Ab initio, cabe esclarecer que o ponto nevrálgico do presente caso limita-se ao enquadramento da atividade da Apelada à hipótese de exceção prevista no art. 46, VI da Lei nº 9.610/98. Sendo certo que o enquadramento esvazia de todo propósito discutir os demais argumentos e dispositivos invocados da lei de direitos autorais, simplesmente por uma questão lógica de prejudicialidade, isto é, perquirir se o caso concreto revela hipótese de exigência da contribuição autoral pecuniária só é possível caso não se trate de exceção à regra.

Nessa dimensão, o Apelante busca uma interpretação restritiva ao extremo, sustentando que quando o inciso IV alude a “fins exclusivamente didáticos” quer dizer, em verdade, que o Apelado deveria ser escola de música para ser atingido pela hipótese isencional em questão.

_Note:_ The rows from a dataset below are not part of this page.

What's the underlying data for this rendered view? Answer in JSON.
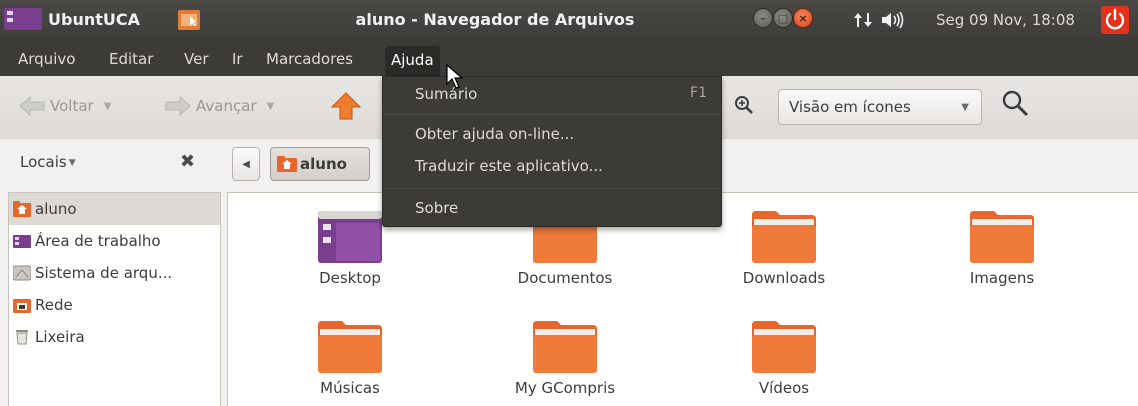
{
  "top_panel": {
    "app_name": "UbuntUCA",
    "window_title": "aluno - Navegador de Arquivos",
    "clock": "Seg 09 Nov, 18:08"
  },
  "menubar": {
    "items": [
      "Arquivo",
      "Editar",
      "Ver",
      "Ir",
      "Marcadores",
      "Ajuda"
    ],
    "active": "Ajuda"
  },
  "toolbar": {
    "back_label": "Voltar",
    "forward_label": "Avançar",
    "view_mode": "Visão em ícones"
  },
  "locbar": {
    "places_label": "Locais",
    "path_current": "aluno"
  },
  "sidebar": {
    "items": [
      {
        "label": "aluno",
        "icon": "home-folder-icon",
        "selected": true
      },
      {
        "label": "Área de trabalho",
        "icon": "desktop-icon"
      },
      {
        "label": "Sistema de arqu...",
        "icon": "drive-icon"
      },
      {
        "label": "Rede",
        "icon": "network-icon"
      },
      {
        "label": "Lixeira",
        "icon": "trash-icon"
      }
    ]
  },
  "files": [
    {
      "label": "Desktop",
      "icon": "desktop-folder-icon"
    },
    {
      "label": "Documentos",
      "icon": "folder-icon"
    },
    {
      "label": "Downloads",
      "icon": "folder-icon"
    },
    {
      "label": "Imagens",
      "icon": "folder-icon"
    },
    {
      "label": "Músicas",
      "icon": "folder-icon"
    },
    {
      "label": "My GCompris",
      "icon": "folder-icon"
    },
    {
      "label": "Vídeos",
      "icon": "folder-icon"
    }
  ],
  "help_menu": {
    "items": [
      {
        "label": "Sumário",
        "accel": "F1"
      },
      {
        "label": "Obter ajuda on-line..."
      },
      {
        "label": "Traduzir este aplicativo..."
      },
      {
        "label": "Sobre"
      }
    ]
  },
  "colors": {
    "panel": "#3c3b37",
    "folder_orange": "#e8652b",
    "close_orange": "#df4a16",
    "power_red": "#e3321c"
  }
}
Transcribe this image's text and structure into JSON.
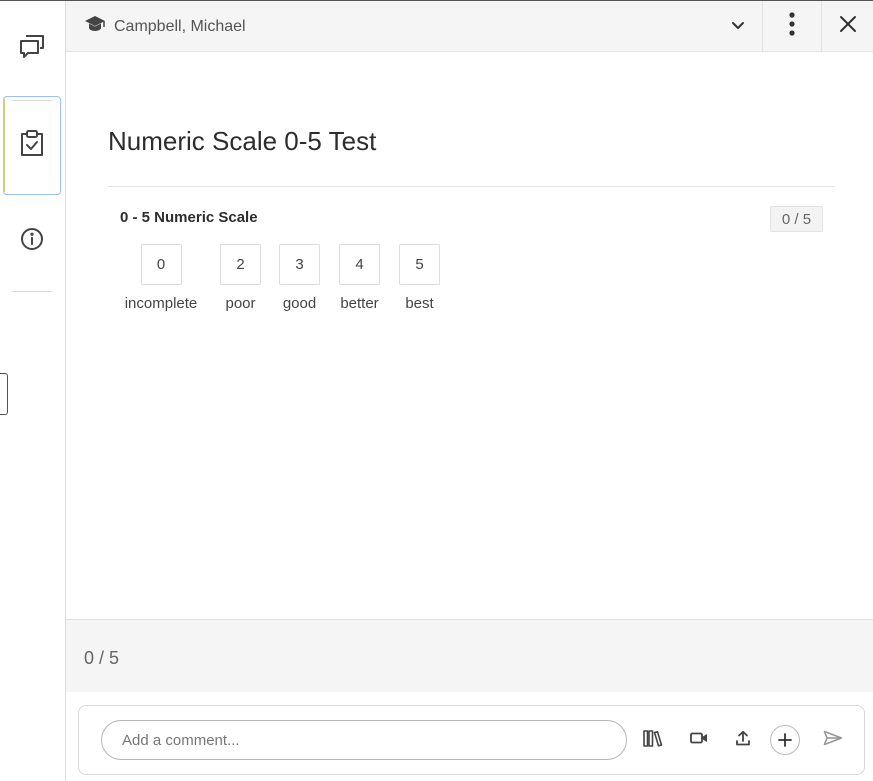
{
  "header": {
    "student_icon": "graduation-cap-icon",
    "student_name": "Campbell, Michael",
    "chevron_icon": "chevron-down-icon",
    "more_icon": "more-vertical-icon",
    "close_icon": "close-icon"
  },
  "rail": {
    "items": [
      {
        "name": "comments",
        "icon": "comments-icon"
      },
      {
        "name": "rubric",
        "icon": "clipboard-check-icon",
        "active": true
      },
      {
        "name": "info",
        "icon": "info-icon"
      }
    ]
  },
  "rubric": {
    "title": "Numeric Scale 0-5 Test",
    "criterion": {
      "name": "0 - 5 Numeric Scale",
      "score": "0 / 5",
      "ratings": [
        {
          "value": "0",
          "label": "incomplete"
        },
        {
          "value": "2",
          "label": "poor"
        },
        {
          "value": "3",
          "label": "good"
        },
        {
          "value": "4",
          "label": "better"
        },
        {
          "value": "5",
          "label": "best"
        }
      ]
    }
  },
  "total": {
    "score": "0 / 5"
  },
  "comment": {
    "placeholder": "Add a comment...",
    "value": "",
    "icons": [
      "library-icon",
      "video-icon",
      "upload-icon",
      "add-icon",
      "send-icon"
    ]
  },
  "colors": {
    "active_border": "#9cc3ea",
    "active_accent": "#c9d27a",
    "icon": "#444444"
  }
}
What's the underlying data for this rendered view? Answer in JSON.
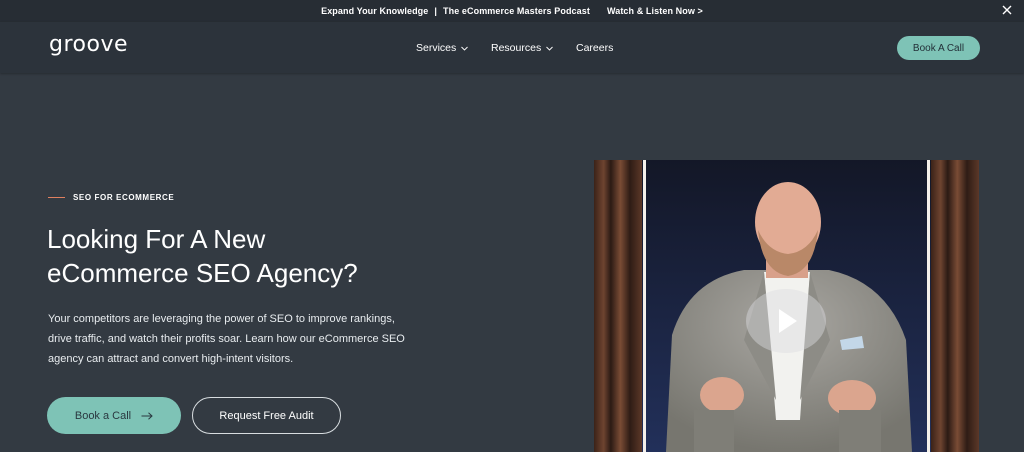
{
  "announcement": {
    "part1": "Expand Your Knowledge",
    "separator": "|",
    "part2": "The eCommerce Masters Podcast",
    "link": "Watch & Listen Now >"
  },
  "nav": {
    "logo": "groove",
    "items": [
      {
        "label": "Services",
        "has_dropdown": true
      },
      {
        "label": "Resources",
        "has_dropdown": true
      },
      {
        "label": "Careers",
        "has_dropdown": false
      }
    ],
    "cta": "Book A Call"
  },
  "hero": {
    "eyebrow": "SEO FOR ECOMMERCE",
    "headline_line1": "Looking For A New",
    "headline_line2": "eCommerce SEO Agency?",
    "description": "Your competitors are leveraging the power of SEO to improve rankings, drive traffic, and watch their profits soar. Learn how our eCommerce SEO agency can attract and convert high-intent visitors.",
    "primary_cta": "Book a Call",
    "secondary_cta": "Request Free Audit"
  },
  "icons": {
    "close": "close-icon",
    "chevron": "chevron-down-icon",
    "arrow": "arrow-right-icon",
    "play": "play-icon"
  },
  "colors": {
    "background": "#333a42",
    "nav_background": "#2c333b",
    "accent": "#7ec3b6",
    "eyebrow_line": "#e08060"
  }
}
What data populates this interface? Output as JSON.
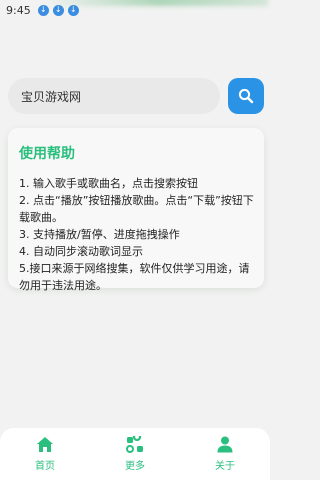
{
  "status_bar": {
    "time": "9:45",
    "download_icons": [
      "download-icon",
      "download-icon",
      "download-icon"
    ]
  },
  "search": {
    "value": "宝贝游戏网",
    "button_icon": "search-icon"
  },
  "help": {
    "title": "使用帮助",
    "items": [
      "1. 输入歌手或歌曲名，点击搜索按钮",
      "2. 点击“播放”按钮播放歌曲。点击“下载”按钮下载歌曲。",
      "3. 支持播放/暂停、进度拖拽操作",
      "4. 自动同步滚动歌词显示",
      "5.接口来源于网络搜集，软件仅供学习用途，请勿用于违法用途。"
    ]
  },
  "nav": {
    "items": [
      {
        "label": "首页",
        "icon": "home-icon"
      },
      {
        "label": "更多",
        "icon": "more-icon"
      },
      {
        "label": "关于",
        "icon": "user-icon"
      }
    ]
  },
  "colors": {
    "accent": "#2bbf7f",
    "search_button": "#2a93e6",
    "background": "#f1f2f1"
  }
}
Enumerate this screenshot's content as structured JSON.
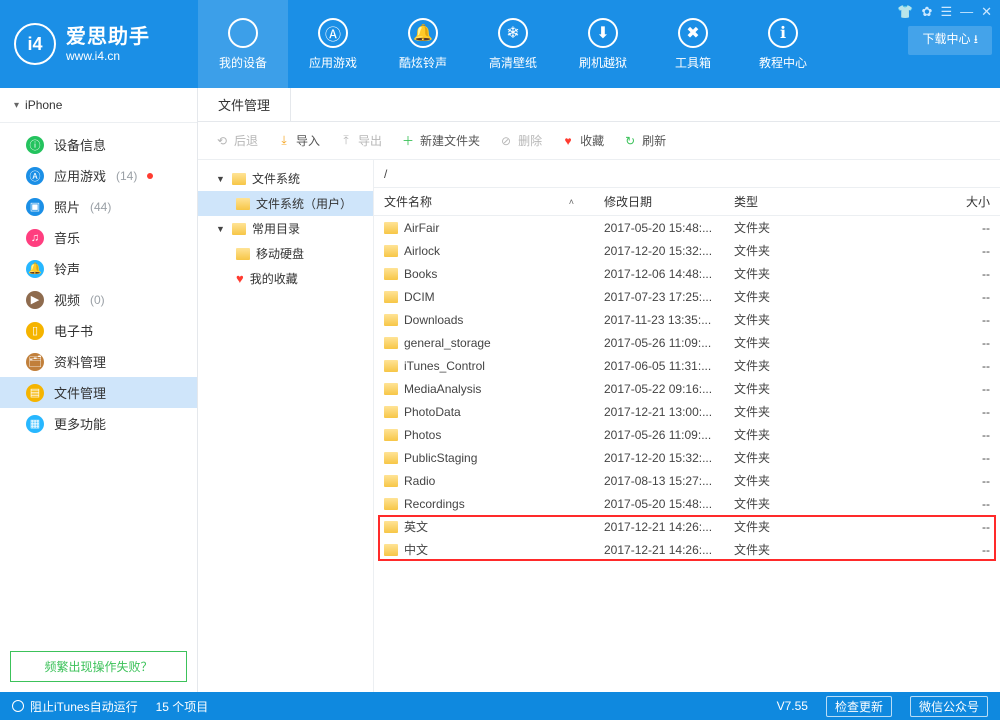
{
  "header": {
    "brand_cn": "爱思助手",
    "brand_url": "www.i4.cn",
    "download_center": "下载中心 ⭳",
    "nav": [
      {
        "label": "我的设备",
        "icon": ""
      },
      {
        "label": "应用游戏",
        "icon": "Ⓐ"
      },
      {
        "label": "酷炫铃声",
        "icon": "🔔"
      },
      {
        "label": "高清壁纸",
        "icon": "❄"
      },
      {
        "label": "刷机越狱",
        "icon": "⬇"
      },
      {
        "label": "工具箱",
        "icon": "✖"
      },
      {
        "label": "教程中心",
        "icon": "ℹ"
      }
    ],
    "sys": [
      "👕",
      "✿",
      "☰",
      "—",
      "✕"
    ]
  },
  "sidebar": {
    "device": "iPhone",
    "items": [
      {
        "label": "设备信息",
        "icon": "ⓘ",
        "color": "#24c35e"
      },
      {
        "label": "应用游戏",
        "icon": "Ⓐ",
        "color": "#1b8fe6",
        "count": "(14)",
        "dot": true
      },
      {
        "label": "照片",
        "icon": "▣",
        "color": "#1b8fe6",
        "count": "(44)"
      },
      {
        "label": "音乐",
        "icon": "♫",
        "color": "#ff3e7f"
      },
      {
        "label": "铃声",
        "icon": "🔔",
        "color": "#27b7ff"
      },
      {
        "label": "视频",
        "icon": "▶",
        "color": "#8e6b4e",
        "count": "(0)"
      },
      {
        "label": "电子书",
        "icon": "▯",
        "color": "#f5b400"
      },
      {
        "label": "资料管理",
        "icon": "🗂",
        "color": "#c17f3a"
      },
      {
        "label": "文件管理",
        "icon": "▤",
        "color": "#f5b400",
        "active": true
      },
      {
        "label": "更多功能",
        "icon": "▦",
        "color": "#27b7ff"
      }
    ],
    "banner": "频繁出现操作失败？"
  },
  "content": {
    "tab": "文件管理",
    "toolbar": {
      "back": "后退",
      "import": "导入",
      "export": "导出",
      "new_folder": "新建文件夹",
      "delete": "删除",
      "favorite": "收藏",
      "refresh": "刷新"
    },
    "tree": {
      "root": "文件系统",
      "user_fs": "文件系统（用户）",
      "common_dir": "常用目录",
      "mobile_hdd": "移动硬盘",
      "my_fav": "我的收藏"
    },
    "path": "/",
    "columns": {
      "name": "文件名称",
      "date": "修改日期",
      "type": "类型",
      "size": "大小"
    },
    "files": [
      {
        "name": "AirFair",
        "date": "2017-05-20 15:48:...",
        "type": "文件夹",
        "size": "--"
      },
      {
        "name": "Airlock",
        "date": "2017-12-20 15:32:...",
        "type": "文件夹",
        "size": "--"
      },
      {
        "name": "Books",
        "date": "2017-12-06 14:48:...",
        "type": "文件夹",
        "size": "--"
      },
      {
        "name": "DCIM",
        "date": "2017-07-23 17:25:...",
        "type": "文件夹",
        "size": "--"
      },
      {
        "name": "Downloads",
        "date": "2017-11-23 13:35:...",
        "type": "文件夹",
        "size": "--"
      },
      {
        "name": "general_storage",
        "date": "2017-05-26 11:09:...",
        "type": "文件夹",
        "size": "--"
      },
      {
        "name": "iTunes_Control",
        "date": "2017-06-05 11:31:...",
        "type": "文件夹",
        "size": "--"
      },
      {
        "name": "MediaAnalysis",
        "date": "2017-05-22 09:16:...",
        "type": "文件夹",
        "size": "--"
      },
      {
        "name": "PhotoData",
        "date": "2017-12-21 13:00:...",
        "type": "文件夹",
        "size": "--"
      },
      {
        "name": "Photos",
        "date": "2017-05-26 11:09:...",
        "type": "文件夹",
        "size": "--"
      },
      {
        "name": "PublicStaging",
        "date": "2017-12-20 15:32:...",
        "type": "文件夹",
        "size": "--"
      },
      {
        "name": "Radio",
        "date": "2017-08-13 15:27:...",
        "type": "文件夹",
        "size": "--"
      },
      {
        "name": "Recordings",
        "date": "2017-05-20 15:48:...",
        "type": "文件夹",
        "size": "--"
      },
      {
        "name": "英文",
        "date": "2017-12-21 14:26:...",
        "type": "文件夹",
        "size": "--"
      },
      {
        "name": "中文",
        "date": "2017-12-21 14:26:...",
        "type": "文件夹",
        "size": "--"
      }
    ],
    "highlight_rows": [
      13,
      14
    ]
  },
  "status": {
    "itunes": "阻止iTunes自动运行",
    "item_count": "15 个项目",
    "version": "V7.55",
    "check_update": "检查更新",
    "wechat": "微信公众号"
  }
}
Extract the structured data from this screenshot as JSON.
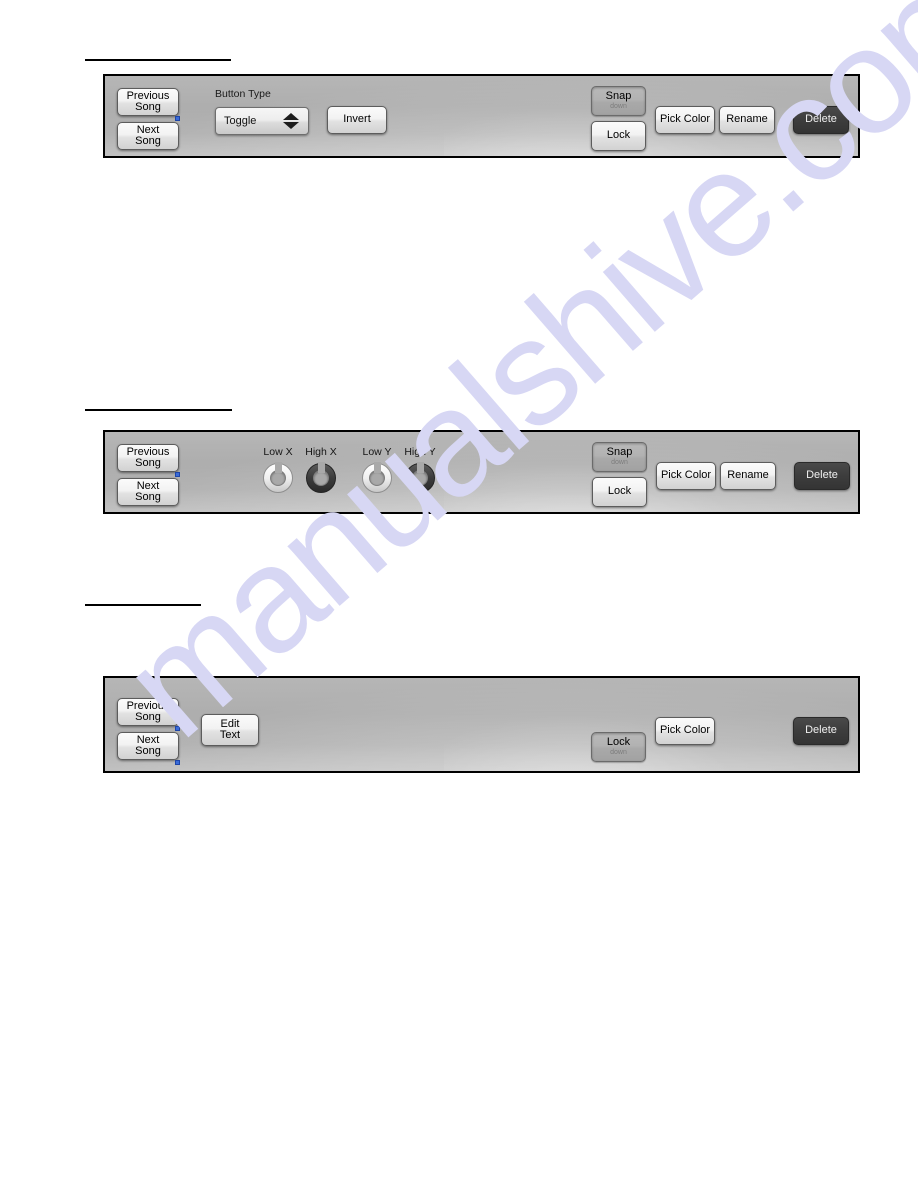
{
  "page": {
    "watermark_text": "manualshive.com",
    "watermark_color": "#d7d7f4",
    "background_color": "#ffffff",
    "panel_color": "#adadad",
    "delete_button_color": "#3d3d3d"
  },
  "panels": [
    {
      "id": "button-properties-panel",
      "nav": {
        "previous_line1": "Previous",
        "previous_line2": "Song",
        "next_line1": "Next",
        "next_line2": "Song"
      },
      "button_type": {
        "label": "Button Type",
        "value": "Toggle"
      },
      "invert_label": "Invert",
      "snap": {
        "label": "Snap",
        "state": "down"
      },
      "lock": {
        "label": "Lock",
        "state": "up"
      },
      "pick_color_label": "Pick Color",
      "rename_label": "Rename",
      "delete_label": "Delete"
    },
    {
      "id": "xy-pad-properties-panel",
      "nav": {
        "previous_line1": "Previous",
        "previous_line2": "Song",
        "next_line1": "Next",
        "next_line2": "Song"
      },
      "knobs": [
        {
          "label": "Low X",
          "style": "light"
        },
        {
          "label": "High X",
          "style": "dark"
        },
        {
          "label": "Low Y",
          "style": "light"
        },
        {
          "label": "High Y",
          "style": "dark"
        }
      ],
      "snap": {
        "label": "Snap",
        "state": "down"
      },
      "lock": {
        "label": "Lock",
        "state": "up"
      },
      "pick_color_label": "Pick Color",
      "rename_label": "Rename",
      "delete_label": "Delete"
    },
    {
      "id": "text-label-properties-panel",
      "nav": {
        "previous_line1": "Previous",
        "previous_line2": "Song",
        "next_line1": "Next",
        "next_line2": "Song"
      },
      "edit_text_line1": "Edit",
      "edit_text_line2": "Text",
      "lock": {
        "label": "Lock",
        "state": "down"
      },
      "pick_color_label": "Pick Color",
      "delete_label": "Delete"
    }
  ],
  "common": {
    "down_sub_label": "down"
  }
}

Ocorre que este Egrégio Tribunal de Justiça não se posicionou nesse sentido, ou melhor, não conferiu a essa regra interpretação restritiva ao extremo. Invariavelmente, todos os precedentes – inclusive deste órgão fracionário – em que se cuida de litígio idêntico ao ora em exame revelam uma só voz, qual seja, a de que a veiculação das músicas em festas folclóricas promovidas pelas escolas não rendem ensejo à cobrança pretendida pelo Recorrente, porque se trata de hipótese de isenção:

Ementa - Agravo Interno da Apelação Cível - Ação declaratória de inexistência de relação jurídica - Rito sumário - Direitos autorais - Veiculação de músicas em festa julhina promovida pela escola - Caráter eminentemente didático do evento, aplicando-se, portanto, o disposto no art. 46, VI da lei nº 9.610/98 - Recurso desprovido -Decisão mantida. (TJRJ. 1ª Câmara Cível. Apelação nº 2007.001.43074, Des. Mario Guimarães Neto, julg.: 27/11/2007)

Agravo Inominado na Apelação Cível. Procedimento sumário. Ação com pleito declaratório de inexistência de débito. Pedido contraposto. Cobrança de direitos autorais de estabelecimento de ensino. Hipótese de aplicação do art. 46, IV, da lei 9.610/98.

Constitui exceção ao pagamento pela utilização de obras intelectuais as atividades com fins meramente didáticos, desde que desenvolvida em estabelecimentos de ensino e não visem ao lucro. Procedência do pedido da autora e improcedência do pedido contraposto. Agravo inominado a que se nega provimento. (TJRJ. 3ª Câmara Cível. Apelação nº 0216226- 79.2009.8.19.0001, Des. Marcia Alvarenga, julg.: 11/05/2010) APELAÇÃO CÍVEL. (...) No mérito, não há que se falar em violação dos direitos autorais por parte da apelada, uma vez que, o artigo 46 da lei 9610/98 preceitua que a execução musical para fins didáticos em estabelecimentos de ensino sem finalidade lucrativa, não configura ofensa aos direitos autorais. Desprovimento do recurso. Sentença confirmada. (TJRJ. 12ª Câmara Cível. Apelação nº 2007.001.06698, Des. Binato de Castro, julg.: 10/07/2007)

A propósito, e à guisa de analogia, poder-se-ia invocar a força normativa dos precedentes, dado o desenvolvimento do direito nacional e a aproximação ao sistema do common law. Nesse diapasão, conforme acima mencionado, os casos tratados nos precedentes desta Corte são literalmente idênticos ao que ora se examina, motivo pelo qual as razões neles expostas, e que se alinham entre si, conformam uma norma de decisão que aqui se aplica.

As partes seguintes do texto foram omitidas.